When I was a young teacher (entering my eighth year of teaching and my third school), I was enveloped in care and compassion by the high school librarian. She was simply marvelous.  She had an easy laugh, a gentle heart, and an avid eye.  She still does. 

She knew kids.  She got books in the library that would speak to all students long before it was a thing to do.  She just did the right thing.  Over and over and over.  She knew teachers.  She was present without being interfering and she was the first person a new-to-the-building-person could safely reveal ignorance. 

She created home.  When I left that school to go to my children’s district and share their calendar, it is at her dining room table that the key relationships established continue under her abundant and beautiful southern hospitality. 

When she retired, she was at the top of her game.  Again, books on topics that soooo many forces are currently challenge were part of her unabashed offerings.  She stood for something.  

And she revitalized the entire library, getting a new user-friendly computer system that gave greater and easier access to all.  It wasn’t a small undertaking.  It was HUGE.  And the work was completed before she headed out the door in the pre-retirement years that many people put up their feet and coast. 

She was my mentor.  I told my husband that I wanted to exit the teaching field like this lovely, lovely mentor, Cara: I wanted to leave still innovative and engaged and essential. 

The first time I really got to know Cara was at a fellow colleague’s party.  Cara told me about the serendipity adoption of her son, Jonathan.  It was a story of love and grace and luck and destiny, and her face shone.  She was blessed to be a mother. 

Two weeks ago, I was thinking about Cara (as I do so often these days) when I walked the lake’s shoreline and listened to the shards of ice clang.  The music the ice sang was varied and striking.  

And it reminded me of how Cara told me of the wind chimes’ calming effect this summer as she was by her son’s deathbed.  And it reminded me of the weeks after, when she and her husband came home after wrapping up their son’s estate and noticed John’s, her husband, nausea.  Grief?  No.  Pancreatic cancer. 

In November, I attended a funeral for this lovely woman’s son and husband.  Lines from her husband’s obituary shine: John “felt the important thing in life was to love others and be loved and respected by others. His keen intellect, compassion, and sense of humor put others at ease. His kind heart welcomed everyone into his life with love.”  Cara is not only an amazing librarian, but a darn good writer.  I had the intention of asking John to think about mentoring the local robotics team this season.  John was a special human.  Their marriage was admirable.  The loss is staggering. 

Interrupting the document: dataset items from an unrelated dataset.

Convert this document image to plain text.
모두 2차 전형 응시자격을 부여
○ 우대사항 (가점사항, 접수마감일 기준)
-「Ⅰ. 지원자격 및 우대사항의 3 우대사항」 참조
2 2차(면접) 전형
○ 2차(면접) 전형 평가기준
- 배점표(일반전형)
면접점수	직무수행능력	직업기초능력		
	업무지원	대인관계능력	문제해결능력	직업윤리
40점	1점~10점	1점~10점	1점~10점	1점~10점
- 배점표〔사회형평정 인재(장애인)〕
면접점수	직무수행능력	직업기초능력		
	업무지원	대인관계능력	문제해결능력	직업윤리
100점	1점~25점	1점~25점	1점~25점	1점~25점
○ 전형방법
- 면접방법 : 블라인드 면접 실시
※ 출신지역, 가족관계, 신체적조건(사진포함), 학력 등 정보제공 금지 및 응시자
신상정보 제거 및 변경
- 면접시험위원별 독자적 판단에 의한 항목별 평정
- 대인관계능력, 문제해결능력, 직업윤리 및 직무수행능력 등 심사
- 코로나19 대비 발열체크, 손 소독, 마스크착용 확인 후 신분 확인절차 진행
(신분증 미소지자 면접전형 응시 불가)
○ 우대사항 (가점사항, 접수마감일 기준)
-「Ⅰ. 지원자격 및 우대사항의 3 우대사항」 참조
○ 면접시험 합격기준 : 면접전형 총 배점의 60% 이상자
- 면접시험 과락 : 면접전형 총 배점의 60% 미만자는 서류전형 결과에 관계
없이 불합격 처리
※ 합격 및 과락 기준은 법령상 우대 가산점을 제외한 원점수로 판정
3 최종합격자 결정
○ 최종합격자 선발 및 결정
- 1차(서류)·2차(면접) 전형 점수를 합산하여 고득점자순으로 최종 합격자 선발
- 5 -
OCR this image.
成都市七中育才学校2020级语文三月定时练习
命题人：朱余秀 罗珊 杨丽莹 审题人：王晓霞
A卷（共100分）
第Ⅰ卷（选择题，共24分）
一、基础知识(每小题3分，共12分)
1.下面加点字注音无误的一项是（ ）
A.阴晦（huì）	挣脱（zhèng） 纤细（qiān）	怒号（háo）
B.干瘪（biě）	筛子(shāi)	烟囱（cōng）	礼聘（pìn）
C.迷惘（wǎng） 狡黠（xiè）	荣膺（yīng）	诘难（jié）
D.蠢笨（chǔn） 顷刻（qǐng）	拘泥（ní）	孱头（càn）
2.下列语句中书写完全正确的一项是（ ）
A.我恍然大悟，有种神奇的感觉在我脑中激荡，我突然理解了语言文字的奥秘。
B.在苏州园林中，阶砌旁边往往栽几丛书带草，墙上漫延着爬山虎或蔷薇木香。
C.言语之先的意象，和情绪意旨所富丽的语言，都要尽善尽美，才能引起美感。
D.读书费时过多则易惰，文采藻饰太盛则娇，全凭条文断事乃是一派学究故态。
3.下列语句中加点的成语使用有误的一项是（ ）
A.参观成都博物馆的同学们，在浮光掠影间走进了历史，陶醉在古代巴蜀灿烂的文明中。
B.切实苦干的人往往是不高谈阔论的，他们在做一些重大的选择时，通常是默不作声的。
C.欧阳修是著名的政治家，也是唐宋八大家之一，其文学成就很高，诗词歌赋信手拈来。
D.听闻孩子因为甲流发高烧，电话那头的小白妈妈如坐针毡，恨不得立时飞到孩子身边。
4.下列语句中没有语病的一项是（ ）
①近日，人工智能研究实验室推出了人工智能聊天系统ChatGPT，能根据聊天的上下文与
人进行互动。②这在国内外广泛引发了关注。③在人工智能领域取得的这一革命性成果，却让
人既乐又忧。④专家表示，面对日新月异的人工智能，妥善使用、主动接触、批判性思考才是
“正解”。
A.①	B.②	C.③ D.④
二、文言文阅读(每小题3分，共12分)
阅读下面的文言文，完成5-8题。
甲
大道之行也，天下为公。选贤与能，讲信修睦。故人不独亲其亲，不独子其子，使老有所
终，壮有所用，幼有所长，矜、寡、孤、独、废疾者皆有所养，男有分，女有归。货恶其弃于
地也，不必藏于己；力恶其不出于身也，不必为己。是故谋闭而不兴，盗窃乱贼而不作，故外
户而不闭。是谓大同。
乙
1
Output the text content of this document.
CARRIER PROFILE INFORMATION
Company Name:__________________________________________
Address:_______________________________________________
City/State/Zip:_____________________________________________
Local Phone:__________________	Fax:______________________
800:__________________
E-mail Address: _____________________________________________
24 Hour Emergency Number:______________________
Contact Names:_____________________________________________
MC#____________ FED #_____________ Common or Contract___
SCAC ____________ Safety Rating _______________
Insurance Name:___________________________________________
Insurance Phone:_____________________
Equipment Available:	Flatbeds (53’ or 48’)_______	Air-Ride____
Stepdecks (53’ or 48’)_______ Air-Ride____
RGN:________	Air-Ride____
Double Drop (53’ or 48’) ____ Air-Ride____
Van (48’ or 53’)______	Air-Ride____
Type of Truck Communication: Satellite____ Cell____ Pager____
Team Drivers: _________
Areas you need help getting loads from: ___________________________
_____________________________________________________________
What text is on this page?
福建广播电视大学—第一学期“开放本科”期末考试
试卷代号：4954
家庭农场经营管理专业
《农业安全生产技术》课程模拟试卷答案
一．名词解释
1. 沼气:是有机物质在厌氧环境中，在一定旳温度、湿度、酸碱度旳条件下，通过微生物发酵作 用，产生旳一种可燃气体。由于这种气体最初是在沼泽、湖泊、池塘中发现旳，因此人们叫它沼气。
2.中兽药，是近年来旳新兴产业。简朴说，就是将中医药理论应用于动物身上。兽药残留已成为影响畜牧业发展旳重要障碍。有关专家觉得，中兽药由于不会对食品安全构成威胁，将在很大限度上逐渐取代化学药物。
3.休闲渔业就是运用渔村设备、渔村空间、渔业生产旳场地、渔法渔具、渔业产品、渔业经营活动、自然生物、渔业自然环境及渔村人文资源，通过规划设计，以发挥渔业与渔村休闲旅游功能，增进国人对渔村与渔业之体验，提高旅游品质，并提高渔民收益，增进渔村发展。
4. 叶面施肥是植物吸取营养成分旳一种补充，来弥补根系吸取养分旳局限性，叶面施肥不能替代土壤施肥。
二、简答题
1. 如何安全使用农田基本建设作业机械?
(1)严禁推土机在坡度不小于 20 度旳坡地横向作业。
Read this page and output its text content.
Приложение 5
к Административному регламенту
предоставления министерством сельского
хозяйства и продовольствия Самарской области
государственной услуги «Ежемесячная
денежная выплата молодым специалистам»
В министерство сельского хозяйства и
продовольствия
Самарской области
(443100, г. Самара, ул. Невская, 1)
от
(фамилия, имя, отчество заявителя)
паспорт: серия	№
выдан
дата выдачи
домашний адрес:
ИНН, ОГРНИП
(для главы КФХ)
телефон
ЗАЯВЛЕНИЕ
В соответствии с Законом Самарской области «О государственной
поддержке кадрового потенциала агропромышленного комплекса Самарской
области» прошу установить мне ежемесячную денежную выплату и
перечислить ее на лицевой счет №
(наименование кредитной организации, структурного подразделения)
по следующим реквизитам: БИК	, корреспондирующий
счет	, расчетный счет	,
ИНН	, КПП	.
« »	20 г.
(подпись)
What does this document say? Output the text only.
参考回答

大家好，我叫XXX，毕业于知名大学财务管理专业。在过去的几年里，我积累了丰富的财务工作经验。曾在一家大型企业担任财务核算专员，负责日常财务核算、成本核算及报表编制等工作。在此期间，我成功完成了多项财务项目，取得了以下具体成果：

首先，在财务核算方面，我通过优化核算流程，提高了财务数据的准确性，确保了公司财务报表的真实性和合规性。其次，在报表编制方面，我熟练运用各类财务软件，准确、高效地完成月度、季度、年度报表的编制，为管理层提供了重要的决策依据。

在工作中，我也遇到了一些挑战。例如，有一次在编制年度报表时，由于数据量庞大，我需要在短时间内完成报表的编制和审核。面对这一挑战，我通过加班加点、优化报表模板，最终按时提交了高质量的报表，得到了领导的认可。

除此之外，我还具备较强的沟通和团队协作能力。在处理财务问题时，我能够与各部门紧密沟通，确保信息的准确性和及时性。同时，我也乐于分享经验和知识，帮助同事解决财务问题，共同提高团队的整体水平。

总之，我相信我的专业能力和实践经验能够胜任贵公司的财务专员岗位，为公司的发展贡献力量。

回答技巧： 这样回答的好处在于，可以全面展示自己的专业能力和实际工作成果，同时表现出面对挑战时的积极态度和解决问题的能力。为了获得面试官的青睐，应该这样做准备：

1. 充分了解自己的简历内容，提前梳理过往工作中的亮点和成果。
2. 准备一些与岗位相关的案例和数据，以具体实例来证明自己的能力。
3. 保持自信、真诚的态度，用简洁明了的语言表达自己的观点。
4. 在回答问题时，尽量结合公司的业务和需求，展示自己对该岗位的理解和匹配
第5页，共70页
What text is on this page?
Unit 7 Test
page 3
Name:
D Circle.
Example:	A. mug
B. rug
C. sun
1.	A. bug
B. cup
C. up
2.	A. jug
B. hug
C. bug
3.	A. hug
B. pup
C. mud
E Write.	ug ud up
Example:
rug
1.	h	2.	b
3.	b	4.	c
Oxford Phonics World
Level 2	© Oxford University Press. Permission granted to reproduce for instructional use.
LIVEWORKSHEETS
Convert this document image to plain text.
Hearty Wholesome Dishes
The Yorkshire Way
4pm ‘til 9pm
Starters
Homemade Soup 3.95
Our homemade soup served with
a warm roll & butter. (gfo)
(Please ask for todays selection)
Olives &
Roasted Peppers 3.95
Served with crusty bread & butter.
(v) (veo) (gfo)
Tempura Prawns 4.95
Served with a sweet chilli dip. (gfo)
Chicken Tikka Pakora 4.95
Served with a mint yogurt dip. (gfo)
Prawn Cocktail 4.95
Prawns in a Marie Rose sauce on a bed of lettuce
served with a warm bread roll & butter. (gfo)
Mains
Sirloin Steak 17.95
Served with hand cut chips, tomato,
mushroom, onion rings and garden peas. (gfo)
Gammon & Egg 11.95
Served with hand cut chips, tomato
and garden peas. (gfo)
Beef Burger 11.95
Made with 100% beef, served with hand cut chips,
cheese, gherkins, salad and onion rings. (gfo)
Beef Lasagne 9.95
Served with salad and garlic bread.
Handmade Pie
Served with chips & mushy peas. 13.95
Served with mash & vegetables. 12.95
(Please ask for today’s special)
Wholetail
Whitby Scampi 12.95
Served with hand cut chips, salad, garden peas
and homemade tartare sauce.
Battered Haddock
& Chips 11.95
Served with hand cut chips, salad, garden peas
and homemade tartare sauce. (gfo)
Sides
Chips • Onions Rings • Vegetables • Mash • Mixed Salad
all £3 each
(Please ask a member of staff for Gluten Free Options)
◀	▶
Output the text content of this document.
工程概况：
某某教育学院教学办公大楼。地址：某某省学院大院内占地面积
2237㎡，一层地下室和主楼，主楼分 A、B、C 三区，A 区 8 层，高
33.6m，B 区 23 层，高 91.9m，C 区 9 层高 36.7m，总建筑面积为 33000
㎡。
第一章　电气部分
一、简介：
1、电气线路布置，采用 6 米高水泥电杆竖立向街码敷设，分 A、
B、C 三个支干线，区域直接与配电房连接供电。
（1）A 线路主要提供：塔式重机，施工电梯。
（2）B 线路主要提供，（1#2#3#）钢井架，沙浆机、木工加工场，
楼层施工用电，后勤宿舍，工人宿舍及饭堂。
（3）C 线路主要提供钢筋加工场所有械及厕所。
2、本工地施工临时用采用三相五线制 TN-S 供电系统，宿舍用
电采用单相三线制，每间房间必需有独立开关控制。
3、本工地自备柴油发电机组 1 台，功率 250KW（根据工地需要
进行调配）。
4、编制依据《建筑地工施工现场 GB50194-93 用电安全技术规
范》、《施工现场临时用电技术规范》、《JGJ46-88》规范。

And so Cara’s world mentors me again. 

What are my priorities? 

Teaching exacts a cost on a whole family, to be honest.  I have been an educational leader and noteworthy teacher pretty much all of my career.  I note the impact on both my physical and mental health.  And I notice when the weight and worries I carry of my students impedes the attention I can devote to my family.  

Time is short.  

For as long as I am teaching, I will not fail my students.  I will not let them down.  But I am not responsible for much of what I carry and it is time to put that burden down. Time with those I love is too precious.